January 6, 2014 at 1:57 pm
I've found that using an Excel Source in the Data Flow of an SSIS package makes Visual Studio designer unresponsive if the Excel file is relatively large (> 100 MB).
My question is if anyone knows of a property or setting that I can adjust so that Visual Studio's SSIS designer won't choke when I'm trying to use an Excel Source connected to a very large Excel file?
I'm using Visual Studio 2012 with version 11.0.3369.0 of Microsoft SQL Server Integration Services, my computer is 64-bit running windows 7 and my machine has 12 GB of RAM, I'm using Excel 2007 for the Excel Connection Manager and the ConnectionString results in "Provider=Microsoft.ACE.OLEDB.12.0;Data Source=C:\scratch\****.xlsx;Extended Properties="EXCEL 12.0 XML;HDR=YES";".
I've tried setting the property DelayValidation=True for the Data Flow and the property ValidateExternalMetadata=False for the Excel Source component; however it still seems to be doing some kind of validating of the spreadsheet once the Excel Source is added to the data flow and Visual Studio becomes unresponsive.
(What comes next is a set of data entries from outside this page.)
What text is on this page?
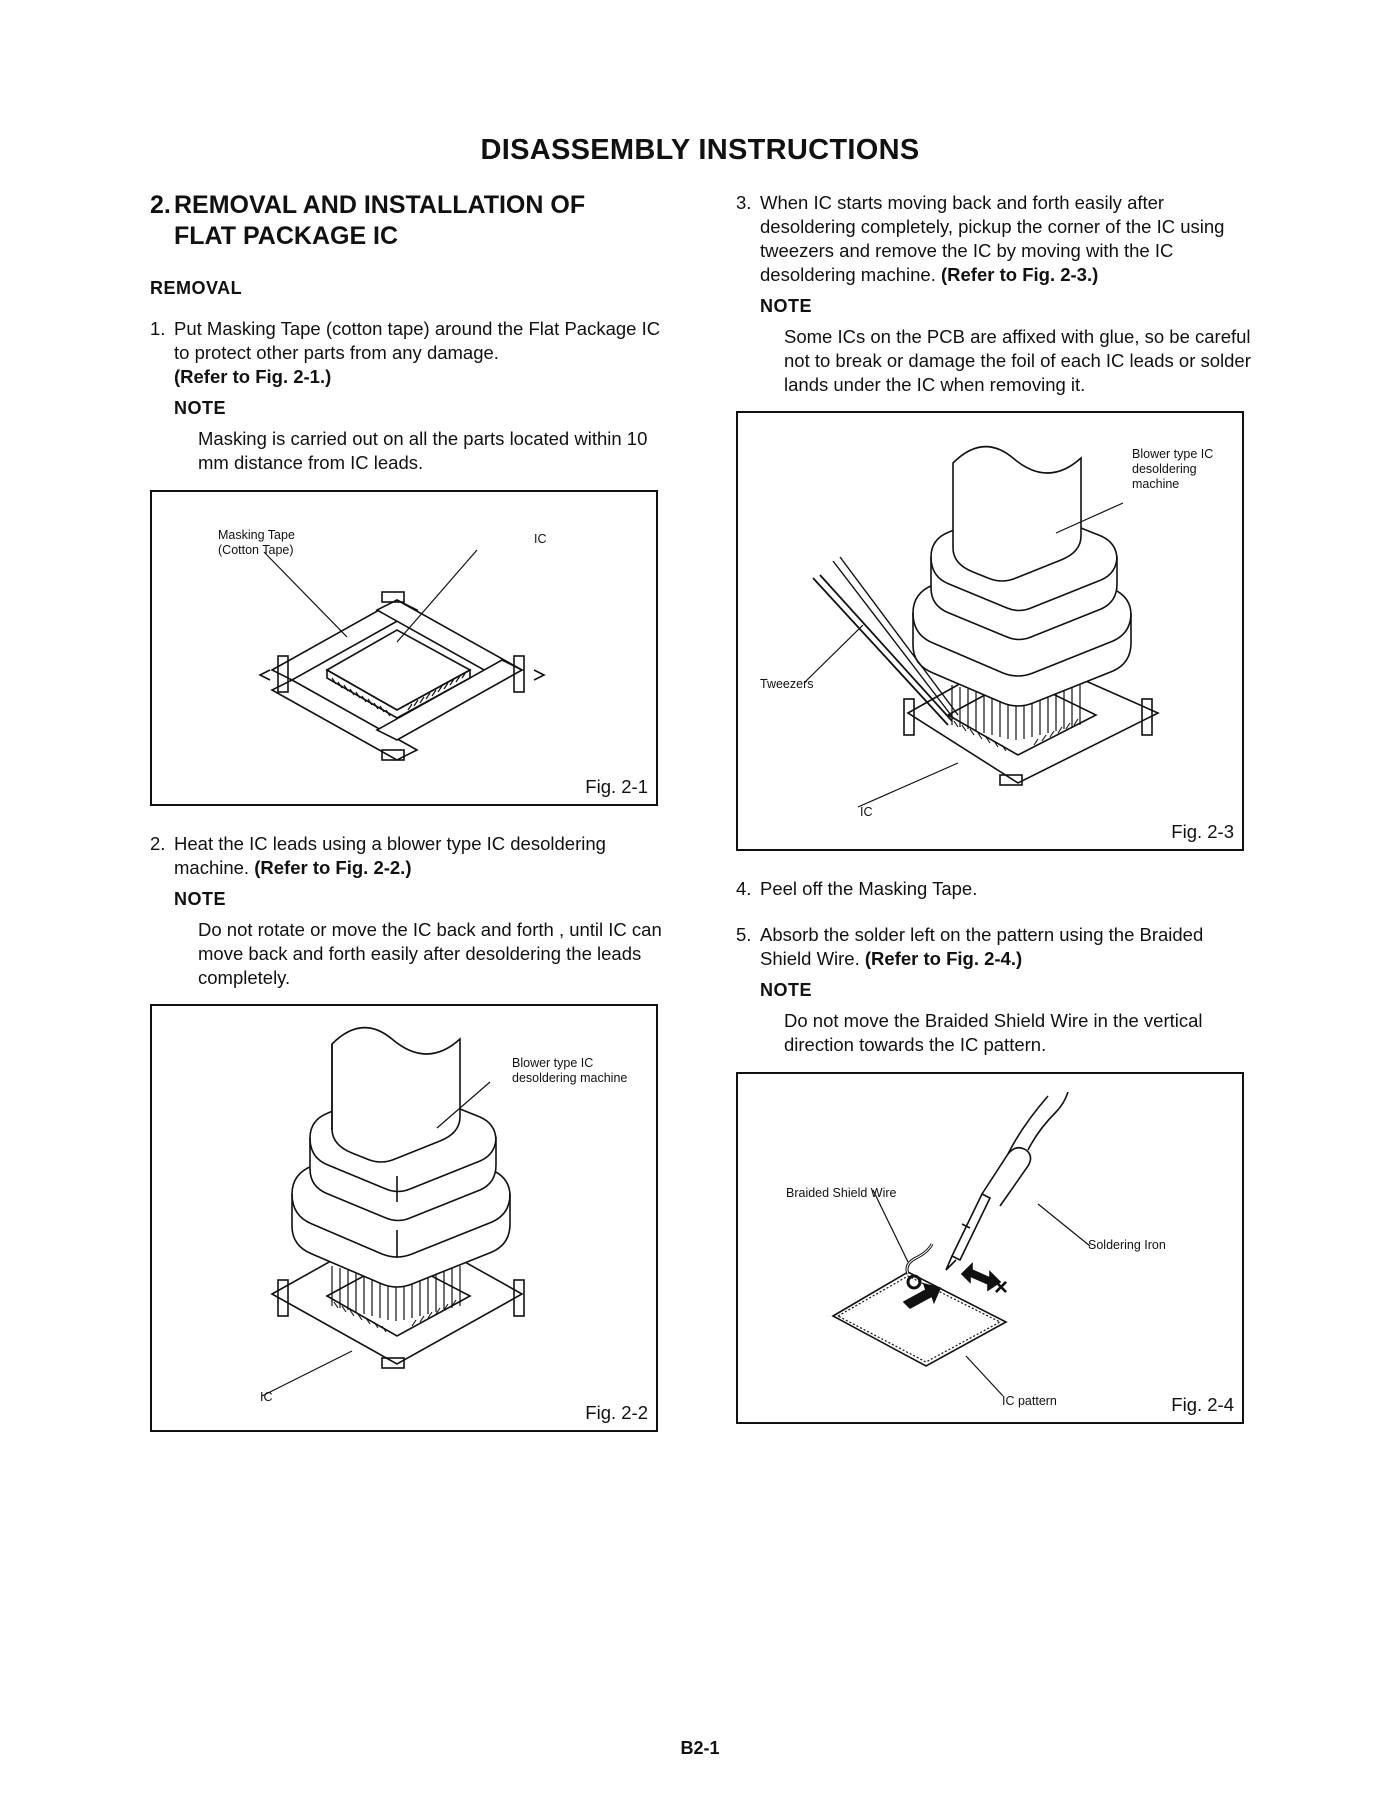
DISASSEMBLY INSTRUCTIONS
2. REMOVAL AND INSTALLATION OF
FLAT PACKAGE IC
REMOVAL
1. Put Masking Tape (cotton tape) around the Flat Package IC to protect other parts from any damage.
(Refer to Fig. 2-1.)
NOTE
Masking is carried out on all the parts located within 10 mm distance from IC leads.
Masking Tape
(Cotton Tape)
IC
Fig. 2-1
2. Heat the IC leads using a blower type IC desoldering machine. (Refer to Fig. 2-2.)
NOTE
Do not rotate or move the IC back and forth , until IC can move back and forth easily after desoldering the leads completely.
Blower type IC
desoldering machine
IC
Fig. 2-2
3. When IC starts moving back and forth easily after desoldering completely, pickup the corner of the IC using tweezers and remove the IC by moving with the IC desoldering machine. (Refer to Fig. 2-3.)
NOTE
Some ICs on the PCB are affixed with glue, so be careful not to break or damage the foil of each IC leads or solder lands under the IC when removing it.
Blower type IC
desoldering
machine
Tweezers
IC
Fig. 2-3
4. Peel off the Masking Tape.
5. Absorb the solder left on the pattern using the Braided Shield Wire. (Refer to Fig. 2-4.)
NOTE
Do not move the Braided Shield Wire in the vertical direction towards the IC pattern.
Braided Shield Wire
Soldering Iron
IC pattern
×
Fig. 2-4
B2-1
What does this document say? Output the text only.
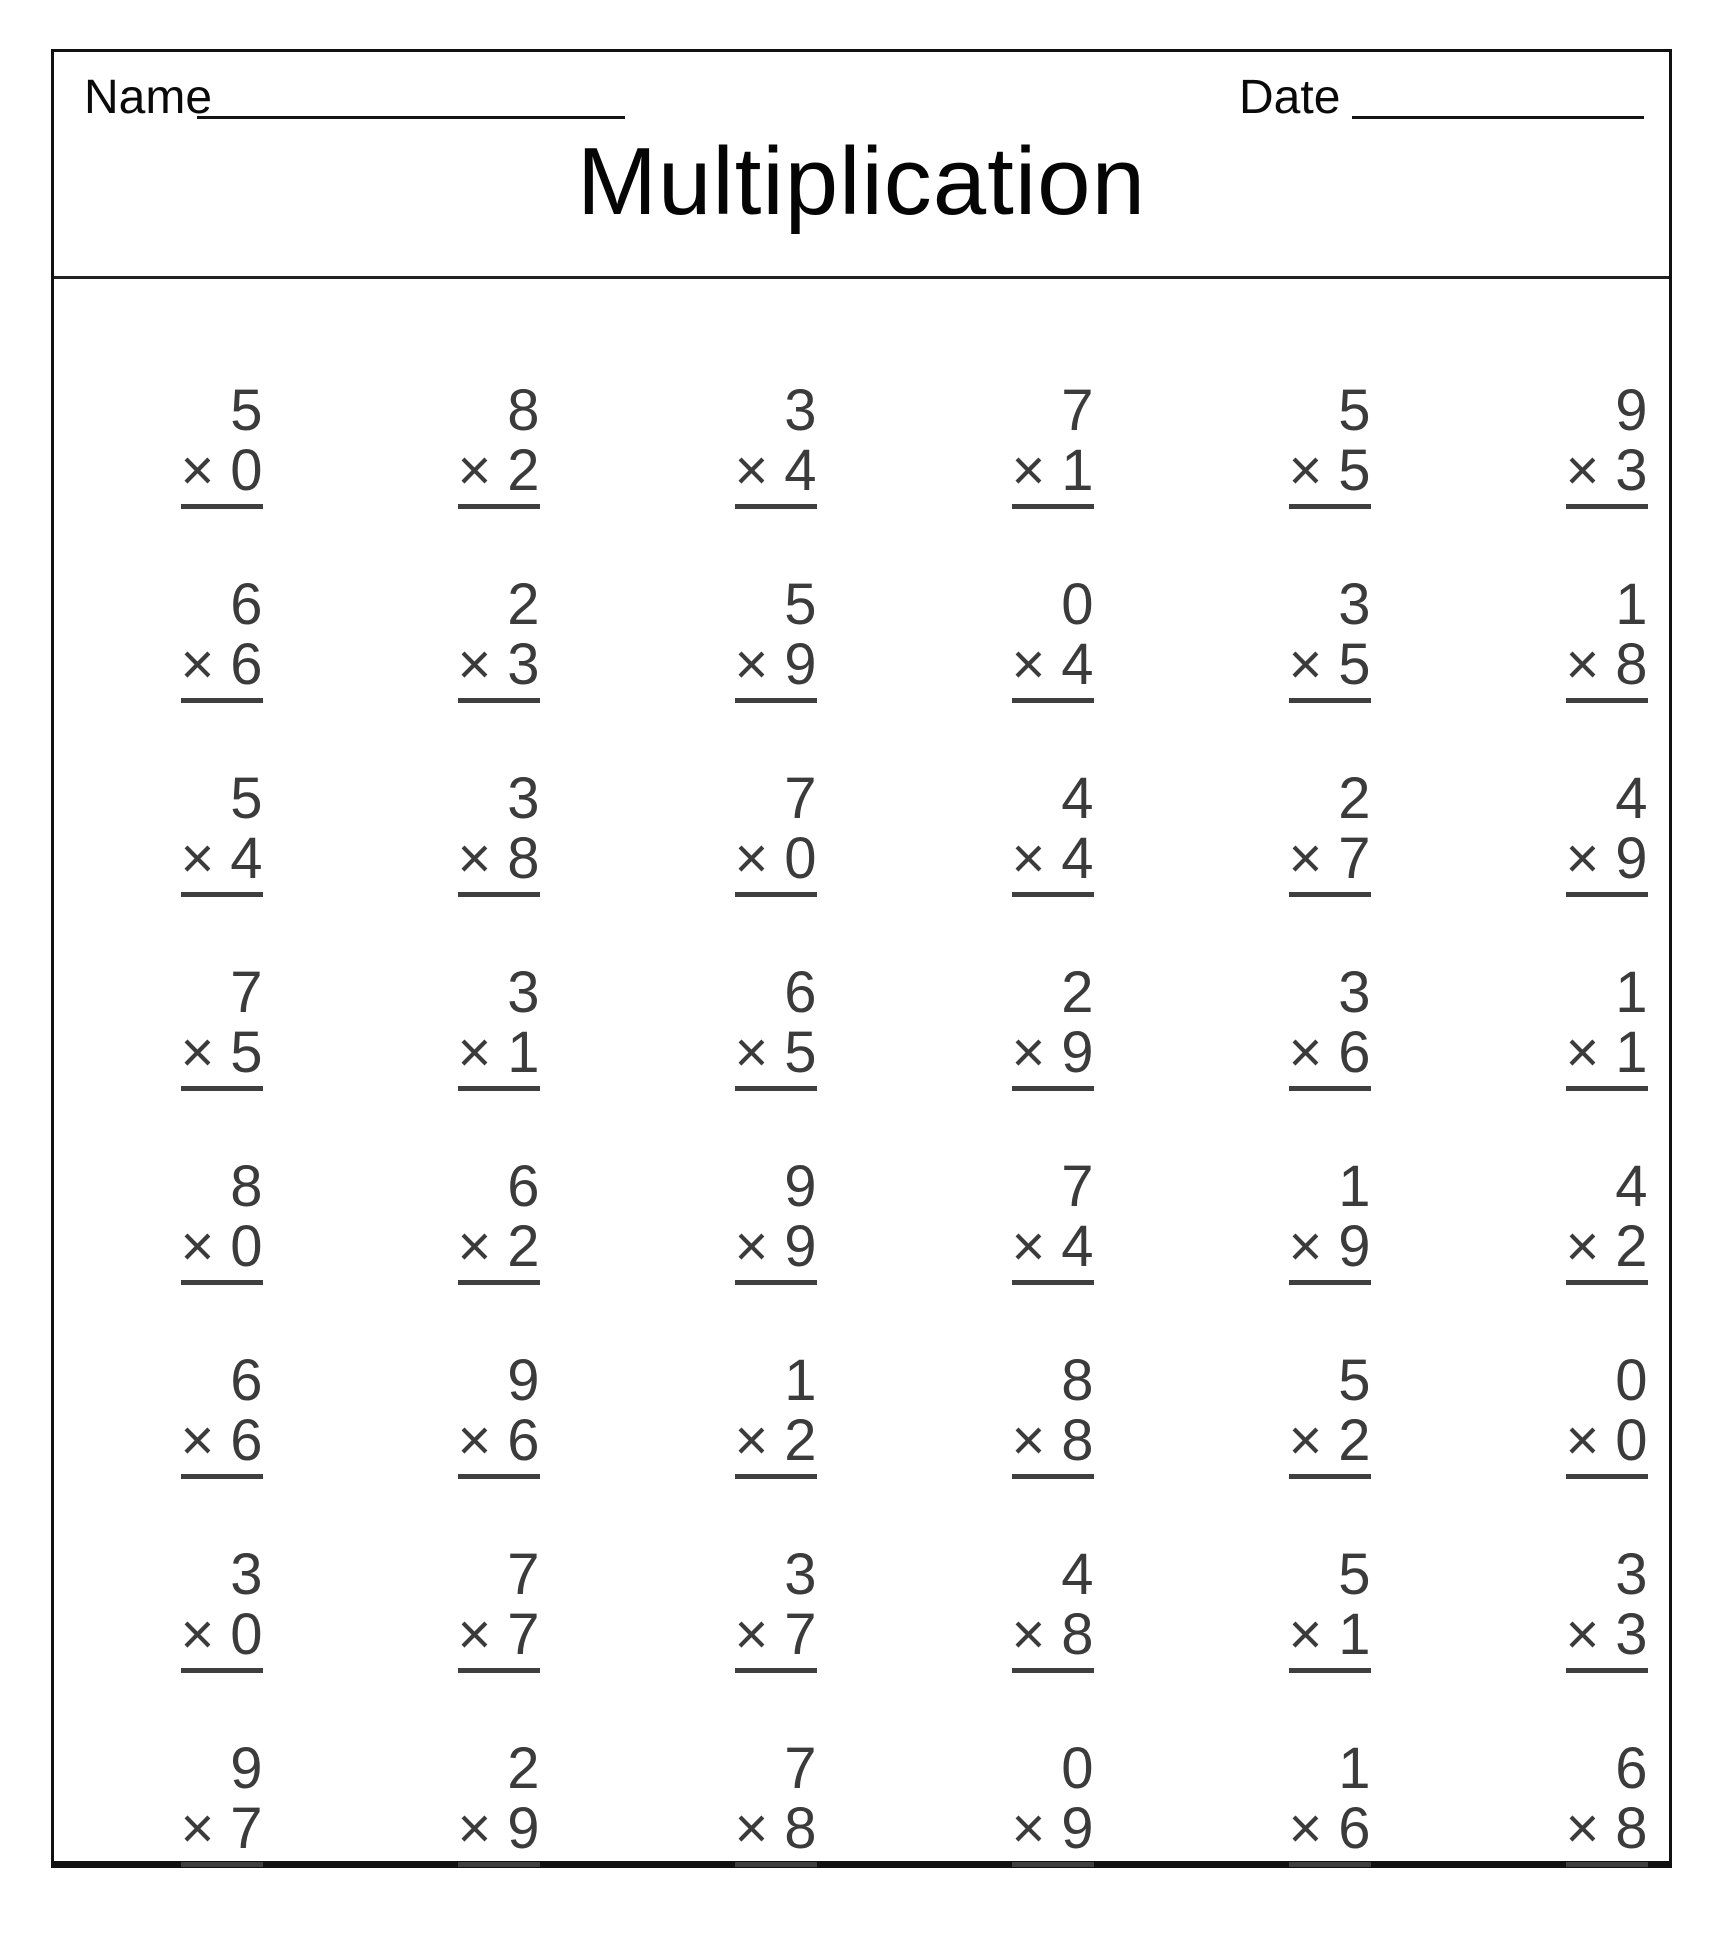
Name	Date
Multiplication
5
× 0
8
× 2
3
× 4
7
× 1
5
× 5
9
× 3
6
× 6
2
× 3
5
× 9
0
× 4
3
× 5
1
× 8
5
× 4
3
× 8
7
× 0
4
× 4
2
× 7
4
× 9
7
× 5
3
× 1
6
× 5
2
× 9
3
× 6
1
× 1
8
× 0
6
× 2
9
× 9
7
× 4
1
× 9
4
× 2
6
× 6
9
× 6
1
× 2
8
× 8
5
× 2
0
× 0
3
× 0
7
× 7
3
× 7
4
× 8
5
× 1
3
× 3
9
× 7
2
× 9
7
× 8
0
× 9
1
× 6
6
× 8
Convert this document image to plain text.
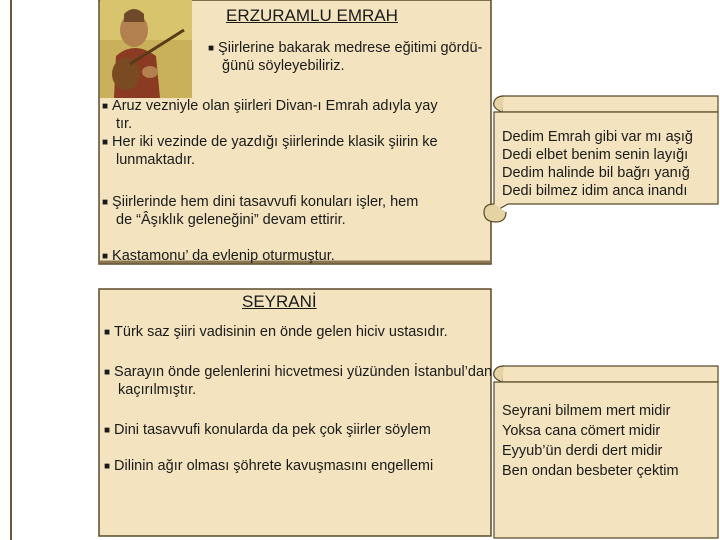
ERZURAMLU EMRAH
■ Şiirlerine bakarak medrese eğitimi gördü-
ğünü söyleyebiliriz.
■ Aruz vezniyle olan şiirleri Divan-ı Emrah adıyla yay
tır.
■ Her iki vezinde de yazdığı şiirlerinde klasik şiirin ke
lunmaktadır.
■ Şiirlerinde hem dini tasavvufi konuları işler, hem
de “Âşıklık geleneğini” devam ettirir.
■ Kastamonu’ da evlenip oturmuştur.
Dedim Emrah gibi var mı aşığ
Dedi elbet benim senin layığı
Dedim halinde bil bağrı yanığ
Dedi bilmez idim anca inandı
SEYRANİ
■ Türk saz şiiri vadisinin en önde gelen hiciv ustasıdır.
■ Sarayın önde gelenlerini hicvetmesi yüzünden İstanbul’dan
kaçırılmıştır.
■ Dini tasavvufi konularda da pek çok şiirler söylem
■ Dilinin ağır olması şöhrete kavuşmasını engellemi
Seyrani bilmem mert midir
Yoksa cana cömert midir
Eyyub’ün derdi dert midir
Ben ondan besbeter çektim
I can see in Task Manager that the process devenv.exe *32 is chewing up memory, it grows to be using about 2 GB before it seems to finally give up. The total size of the Excel spreadsheet is 360 MB, so I'm not sure why it is using so much memory.
The only solution I've found is to open the Excel spreadsheet I want to load, save as a .csv, and then import the .csv file. This is annoying though because there are 160 columns, many of which are IDs with leading zeros that need to be preserved but when I save the Excel file as .csv Excel thinks those columns are numbers and doesn't keep the leading zeros.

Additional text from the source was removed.